Toronto rent prices begin to go back up after plummeting for more than a year
TORONTO -- Rental prices in Toronto are slowly picking up for the first time in more than 14 months amid the COVID-19 pandemic, a new report has found.
Rentals.ca and Bullpen Research and Consulting captured the new figures in an April report, which examined how rental prices are changing in cities across Canada.
“The most notable change in the data from the chart above is the month-over-month increase in rent in Toronto,” Ben Myers, the president of the Bullpen Research and Consulting said in a statement accompanying the report.
“[The] city had seen average rents decline in every month in 2020, as well as January and February of 2021.”
The report showed the increase in the average rent prices from February to March in Toronto is quite small at 0.3 per cent, but it marks the first increase seen in more than a year.
The report said that Toronto has seen an annual decline in average rent of 18.7 per cent – the highest in all the cities examined across the country.

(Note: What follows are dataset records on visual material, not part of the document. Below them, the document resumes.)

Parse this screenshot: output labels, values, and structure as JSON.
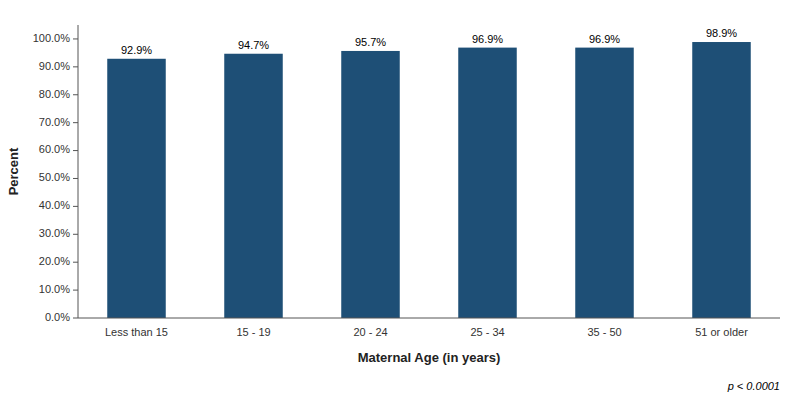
{
  "chart_data": {
    "type": "bar",
    "categories": [
      "Less than 15",
      "15 - 19",
      "20 - 24",
      "25 - 34",
      "35 - 50",
      "51 or older"
    ],
    "values": [
      92.9,
      94.7,
      95.7,
      96.9,
      96.9,
      98.9
    ],
    "value_labels": [
      "92.9%",
      "94.7%",
      "95.7%",
      "96.9%",
      "96.9%",
      "98.9%"
    ],
    "data_labels": true,
    "color": "#1e4f76",
    "xlabel": "Maternal Age (in years)",
    "ylabel": "Percent",
    "ylim": [
      0,
      105
    ],
    "yticks": [
      {
        "value": 0,
        "label": "0.0%"
      },
      {
        "value": 10,
        "label": "10.0%"
      },
      {
        "value": 20,
        "label": "20.0%"
      },
      {
        "value": 30,
        "label": "30.0%"
      },
      {
        "value": 40,
        "label": "40.0%"
      },
      {
        "value": 50,
        "label": "50.0%"
      },
      {
        "value": 60,
        "label": "60.0%"
      },
      {
        "value": 70,
        "label": "70.0%"
      },
      {
        "value": 80,
        "label": "80.0%"
      },
      {
        "value": 90,
        "label": "90.0%"
      },
      {
        "value": 100,
        "label": "100.0%"
      }
    ],
    "grid": false,
    "annotation": "p < 0.0001"
  }
}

The average rent for an apartment or condo in Toronto is now $1,987 down from $2,454 in March 2020, which marks a decrease of $467, the report said.

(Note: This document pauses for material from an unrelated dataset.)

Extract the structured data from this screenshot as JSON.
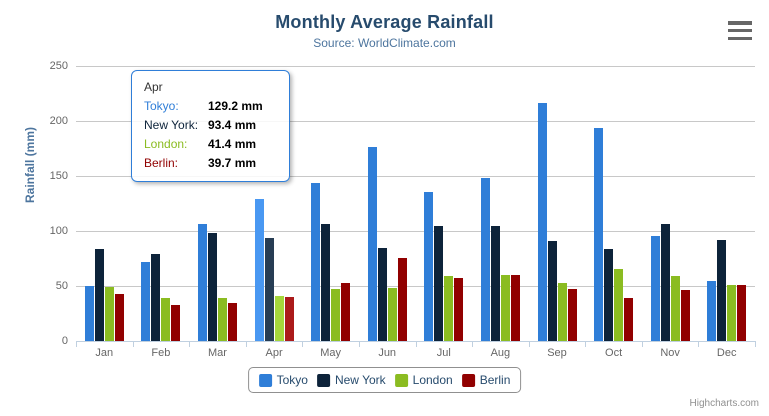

The downtown area of the city was hit especially hard with decreases of 20 to 25 per cent annually, the data said. The Greater Toronto Area saw some declines as well. The southern portion of York Region faced declines of 11 to 20 per cent.
The report found rent prices are picking up in Toronto, as well as Vancouver and Montreal, which have also increased in March over February for the first time this year.
The report said a number of factors might have affected the decline in rent prices, including a larger number of smaller condos now available for rent in Toronto that are bringing down the average rent prices.
These units, the report said, have experienced less demand with more people working from home and focusing on leasing larger units. More people are also opting to buying a home than renting due to low interest rates.